Quality time with his niece wasn’t the only reason he wanted her along. Lucky had one huge weakness—children. She loved them and had wanted to have them so badly, but Ricky had stolen that right from her.
“Lucky probably hates me.” Vivi didn’t sound angry, only thoughtful.
“She doesn’t know you … but when she does, you two are going to be best buds.” Acid churned in his stomach. He was about to hurt his two favorite people, but it couldn’t be helped. He opened the door for Vivi.
“What’s she like?” She hopped onto the leather seat and buckled the lap belt. He’d forgotten that old cars didn’t have real seat belts. Maybe she should ride in the back? Through the small back window, he checked out the backseat. It didn’t have any seat belts.
"Smart, funny … pretty. Just like you." He closed the door, walked around to the driver’s side, slid behind the wheel, and shut his door. It smelled like Lucky—Burt’s Bees Coconut Foot Cream and Chanel No. 5 and something under it that was all her. His heaven smelled like this. He slammed the key in the ignition, and the engine roared to life.

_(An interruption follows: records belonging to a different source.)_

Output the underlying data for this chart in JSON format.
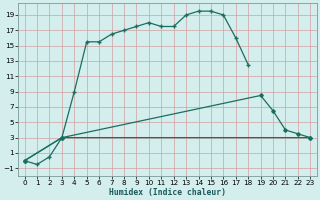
{
  "xlabel": "Humidex (Indice chaleur)",
  "bg_color": "#d4eded",
  "grid_color": "#b8d8d8",
  "line_color": "#1a6e5e",
  "xlim": [
    -0.5,
    23.5
  ],
  "ylim": [
    -2,
    20.5
  ],
  "xticks": [
    0,
    1,
    2,
    3,
    4,
    5,
    6,
    7,
    8,
    9,
    10,
    11,
    12,
    13,
    14,
    15,
    16,
    17,
    18,
    19,
    20,
    21,
    22,
    23
  ],
  "yticks": [
    -1,
    1,
    3,
    5,
    7,
    9,
    11,
    13,
    15,
    17,
    19
  ],
  "curve1_x": [
    0,
    1,
    2,
    3,
    4,
    5,
    6,
    7,
    8,
    9,
    10,
    11,
    12,
    13,
    14,
    15,
    16,
    17,
    18
  ],
  "curve1_y": [
    0,
    -0.5,
    0.5,
    3.0,
    9.0,
    15.5,
    15.5,
    16.5,
    17.0,
    17.5,
    18.0,
    17.5,
    17.5,
    19.0,
    19.5,
    19.5,
    19.0,
    16.0,
    12.5
  ],
  "curve2_x": [
    0,
    3,
    19,
    20,
    21,
    22,
    23
  ],
  "curve2_y": [
    0,
    3.0,
    8.5,
    6.5,
    4.0,
    3.5,
    3.0
  ],
  "curve3_x": [
    0,
    3,
    23
  ],
  "curve3_y": [
    0,
    3.0,
    3.0
  ]
}
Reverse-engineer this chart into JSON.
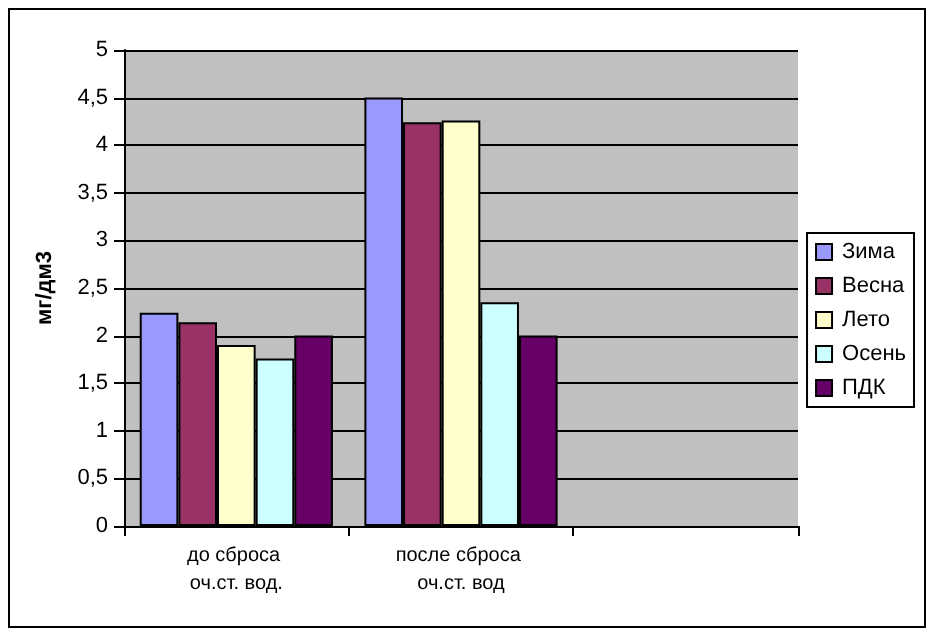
{
  "chart_data": {
    "type": "bar",
    "ylabel": "мг/дм3",
    "categories": [
      "до сброса оч.ст. вод.",
      "после сброса оч.ст. вод",
      null
    ],
    "series": [
      {
        "name": "Зима",
        "color": "#9999ff",
        "values": [
          2.24,
          4.5,
          null
        ]
      },
      {
        "name": "Весна",
        "color": "#993366",
        "values": [
          2.14,
          4.24,
          null
        ]
      },
      {
        "name": "Лето",
        "color": "#ffffcc",
        "values": [
          1.9,
          4.26,
          null
        ]
      },
      {
        "name": "Осень",
        "color": "#ccffff",
        "values": [
          1.76,
          2.35,
          null
        ]
      },
      {
        "name": "ПДК",
        "color": "#660066",
        "values": [
          2,
          2,
          null
        ]
      }
    ],
    "ylim": [
      0,
      5
    ],
    "yticks": [
      0,
      {
        "value": 0.5,
        "label": "0,5"
      },
      1,
      {
        "value": 1.5,
        "label": "1,5"
      },
      2,
      {
        "value": 2.5,
        "label": "2,5"
      },
      3,
      {
        "value": 3.5,
        "label": "3,5"
      },
      4,
      {
        "value": 4.5,
        "label": "4,5"
      },
      5
    ],
    "grid": "y",
    "legend": "right"
  }
}
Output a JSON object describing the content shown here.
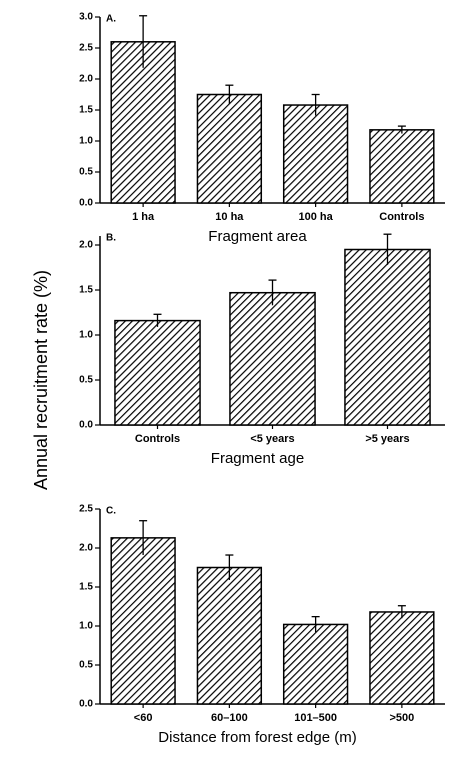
{
  "ylabel": "Annual recruitment rate (%)",
  "chart_data": [
    {
      "type": "bar",
      "panel": "A.",
      "xlabel": "Fragment area",
      "color": "#000000",
      "categories": [
        "1 ha",
        "10 ha",
        "100 ha",
        "Controls"
      ],
      "values": [
        2.6,
        1.75,
        1.58,
        1.18
      ],
      "errors": [
        0.42,
        0.15,
        0.17,
        0.06
      ],
      "ylim": [
        0,
        3
      ],
      "yticks": [
        {
          "value": 0,
          "label": "0.0"
        },
        0.5,
        {
          "value": 1,
          "label": "1.0"
        },
        1.5,
        {
          "value": 2,
          "label": "2.0"
        },
        2.5,
        {
          "value": 3,
          "label": "3.0"
        }
      ]
    },
    {
      "type": "bar",
      "panel": "B.",
      "xlabel": "Fragment age",
      "color": "#000000",
      "categories": [
        "Controls",
        "<5 years",
        ">5 years"
      ],
      "values": [
        1.16,
        1.47,
        1.95
      ],
      "errors": [
        0.07,
        0.14,
        0.17
      ],
      "ylim": [
        0,
        2.1
      ],
      "yticks": [
        {
          "value": 0,
          "label": "0.0"
        },
        0.5,
        {
          "value": 1,
          "label": "1.0"
        },
        1.5,
        {
          "value": 2,
          "label": "2.0"
        }
      ]
    },
    {
      "type": "bar",
      "panel": "C.",
      "xlabel": "Distance from forest edge (m)",
      "color": "#000000",
      "categories": [
        "<60",
        "60–100",
        "101–500",
        ">500"
      ],
      "values": [
        2.13,
        1.75,
        1.02,
        1.18
      ],
      "errors": [
        0.22,
        0.16,
        0.1,
        0.08
      ],
      "ylim": [
        0,
        2.5
      ],
      "yticks": [
        {
          "value": 0,
          "label": "0.0"
        },
        0.5,
        {
          "value": 1,
          "label": "1.0"
        },
        1.5,
        {
          "value": 2,
          "label": "2.0"
        },
        2.5
      ]
    }
  ]
}
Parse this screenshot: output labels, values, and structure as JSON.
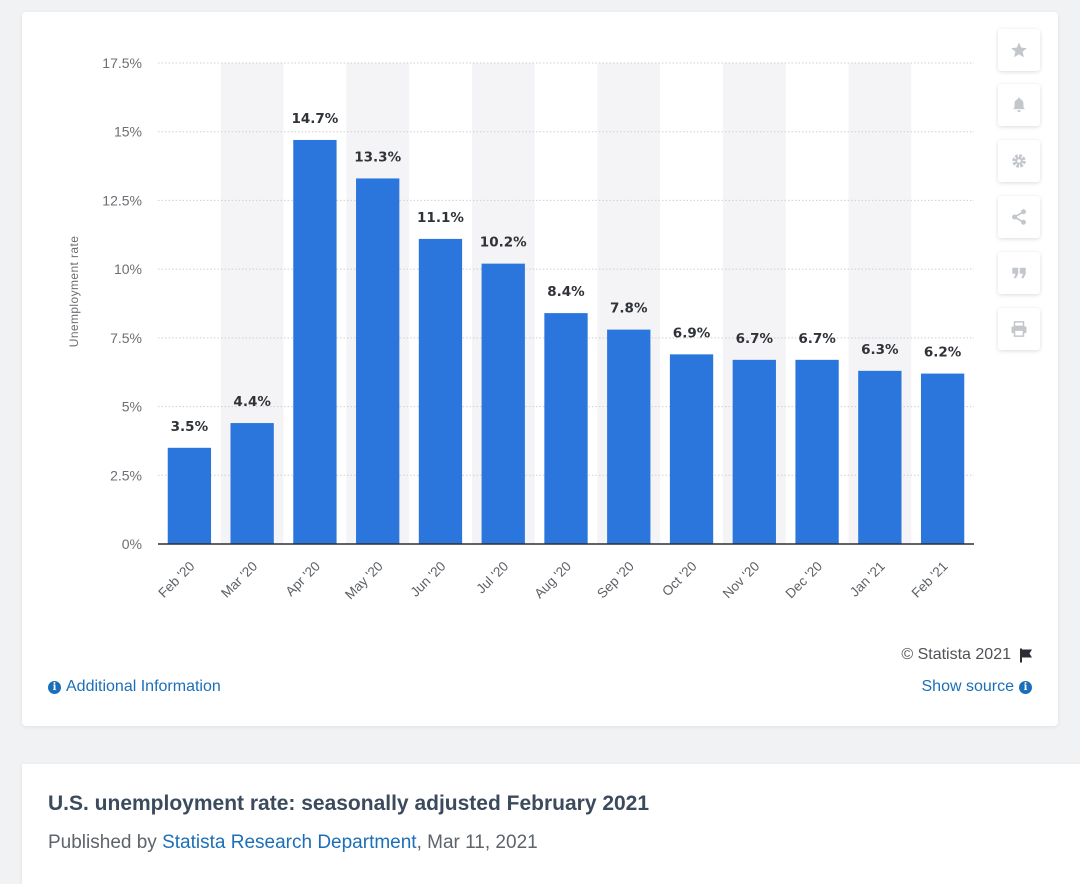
{
  "chart_data": {
    "type": "bar",
    "categories": [
      "Feb '20",
      "Mar '20",
      "Apr '20",
      "May '20",
      "Jun '20",
      "Jul '20",
      "Aug '20",
      "Sep '20",
      "Oct '20",
      "Nov '20",
      "Dec '20",
      "Jan '21",
      "Feb '21"
    ],
    "values": [
      3.5,
      4.4,
      14.7,
      13.3,
      11.1,
      10.2,
      8.4,
      7.8,
      6.9,
      6.7,
      6.7,
      6.3,
      6.2
    ],
    "data_labels": [
      "3.5%",
      "4.4%",
      "14.7%",
      "13.3%",
      "11.1%",
      "10.2%",
      "8.4%",
      "7.8%",
      "6.9%",
      "6.7%",
      "6.7%",
      "6.3%",
      "6.2%"
    ],
    "yticks": [
      0,
      2.5,
      5,
      7.5,
      10,
      12.5,
      15,
      17.5
    ],
    "ytick_labels": [
      "0%",
      "2.5%",
      "5%",
      "7.5%",
      "10%",
      "12.5%",
      "15%",
      "17.5%"
    ],
    "ylim": [
      0,
      17.5
    ],
    "xlabel": "",
    "ylabel": "Unemployment rate",
    "bar_color": "#2a76dd",
    "grid": true
  },
  "toolbar": {
    "buttons": [
      "star-icon",
      "bell-icon",
      "gear-icon",
      "share-icon",
      "quote-icon",
      "print-icon"
    ]
  },
  "footer": {
    "copyright": "© Statista 2021",
    "additional_info": "Additional Information",
    "show_source": "Show source",
    "info_glyph": "i"
  },
  "page": {
    "title": "U.S. unemployment rate: seasonally adjusted February 2021",
    "published_by": "Published by ",
    "author": "Statista Research Department",
    "date_text": ", Mar 11, 2021"
  },
  "colors": {
    "accent": "#1b6fb8",
    "bar": "#2a76dd",
    "stripe": "#f4f4f6"
  }
}
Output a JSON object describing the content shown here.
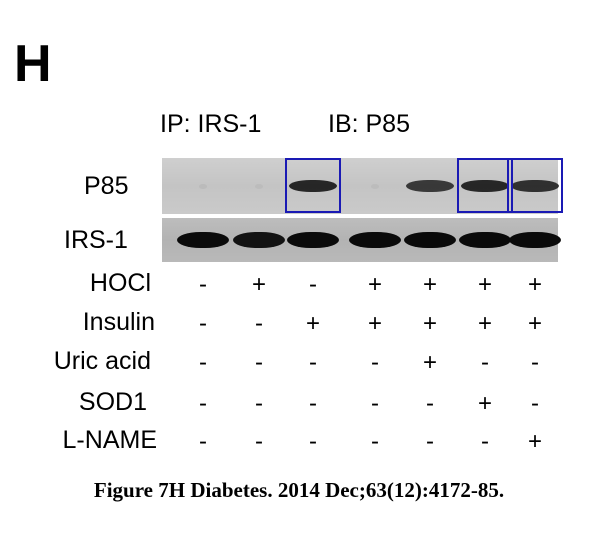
{
  "panel_label": "H",
  "ip_label": "IP: IRS-1",
  "ib_label": "IB: P85",
  "blots": [
    {
      "label": "P85",
      "band_intensity": [
        0.05,
        0.04,
        0.85,
        0.03,
        0.75,
        0.85,
        0.8
      ]
    },
    {
      "label": "IRS-1",
      "band_intensity": [
        1,
        0.95,
        1,
        1,
        1,
        1,
        1
      ]
    }
  ],
  "highlighted_lanes": [
    3,
    6,
    7
  ],
  "conditions": [
    {
      "label": "HOCl",
      "values": [
        "-",
        "+",
        "-",
        "+",
        "+",
        "+",
        "+"
      ]
    },
    {
      "label": "Insulin",
      "values": [
        "-",
        "-",
        "+",
        "+",
        "+",
        "+",
        "+"
      ]
    },
    {
      "label": "Uric acid",
      "values": [
        "-",
        "-",
        "-",
        "-",
        "+",
        "-",
        "-"
      ]
    },
    {
      "label": "SOD1",
      "values": [
        "-",
        "-",
        "-",
        "-",
        "-",
        "+",
        "-"
      ]
    },
    {
      "label": "L-NAME",
      "values": [
        "-",
        "-",
        "-",
        "-",
        "-",
        "-",
        "+"
      ]
    }
  ],
  "caption": "Figure 7H Diabetes. 2014 Dec;63(12):4172-85.",
  "colors": {
    "highlight_box": "#1a1ab4",
    "band": "#0a0a0a"
  }
}
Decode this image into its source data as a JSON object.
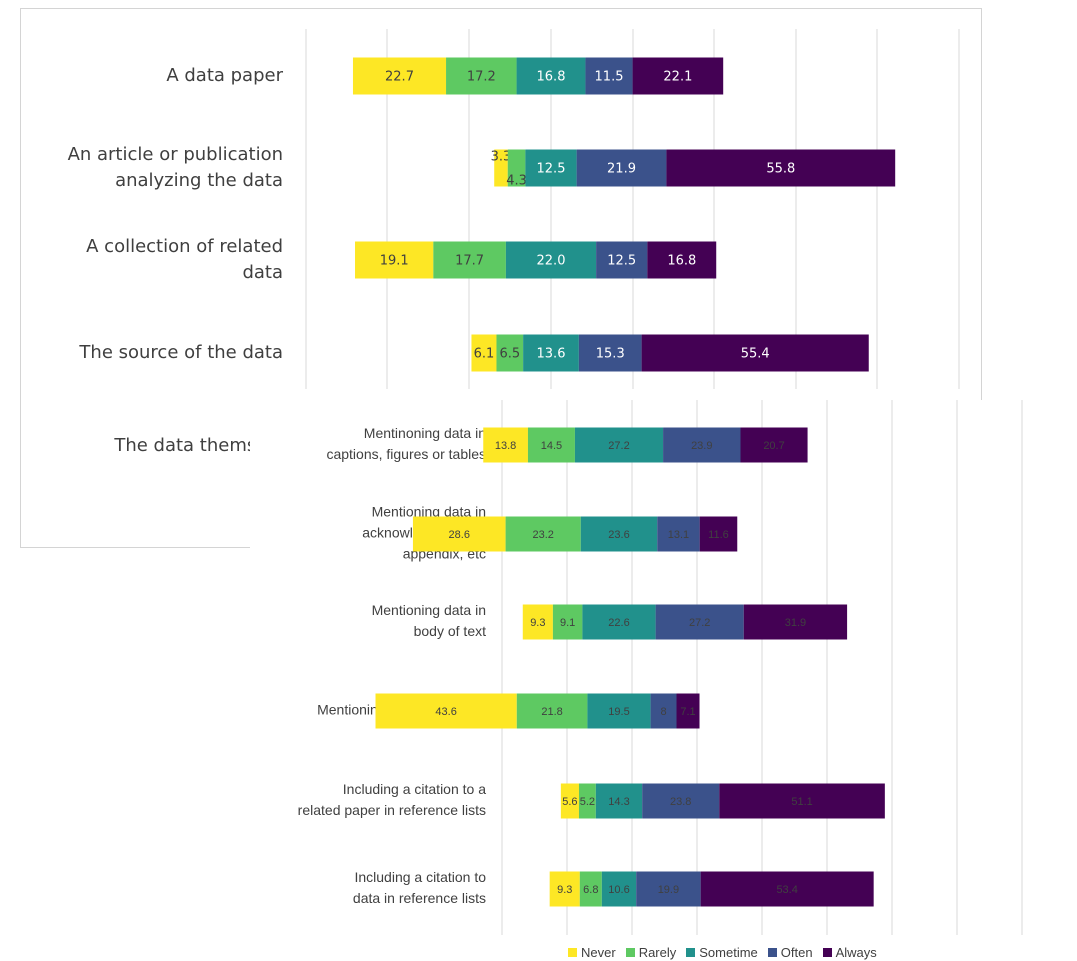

Being in love with the woman his brother had married hadn’t been Will’s choice. But he had to live with the consequences, and now, with any luck, the consequences would want to live with him.
Lucky was learning that humiliation came in all shapes and sizes. This afternoon’s version was a hot pink Volkswagen Beetle. The poor thing didn’t even have the dignity to be vintage, and worst of all, it sported plastic eyelashes on the headlamps.
If her bloodlust to murder Will hadn’t already been at an all-time high, this pink tennis shoe of a car full of the three giggling girls from McDonald’s would have pushed her over the edge. Still, Kylie, Morgan, and Reyleigh had let her sit in the passenger’s seat, and Lucky had managed to control her cringe reflex every time a high-pitched giggle squeaked from the girls. Ignoring their constant ramblings took lots of self-control and the occasional smile and nod so they’d think she was listening.
As they weaved through traffic on MOPAC and finally exited onto Fifth Street, tall buildings lined either side of the street and had them playing hide-and-seek with the clear blue sky. Signs selling condos and lofts invited anyone with a gazillion dollars and a desire to stare at rooftops to buy a one-bedroom and live the high life in downtown Austin. Will had been one of the first suckers to plunk down money to live smack dab in the middle of everything. Lucky preferred more space. She adjusted Lana to a more comfortable position on her lap.
Will had gone too far. Betrayal was one thing, but stealing Stevie Nicks was over the line. True, Lucky had been avoiding Will, but her car—the only true symbol of freedom. She’d deal with him…. Oh yeah, she was looking forward to it.
“So, you must be really rich?” It was either Kylie or Morgan asking from the backseat. She couldn’t remember who was who.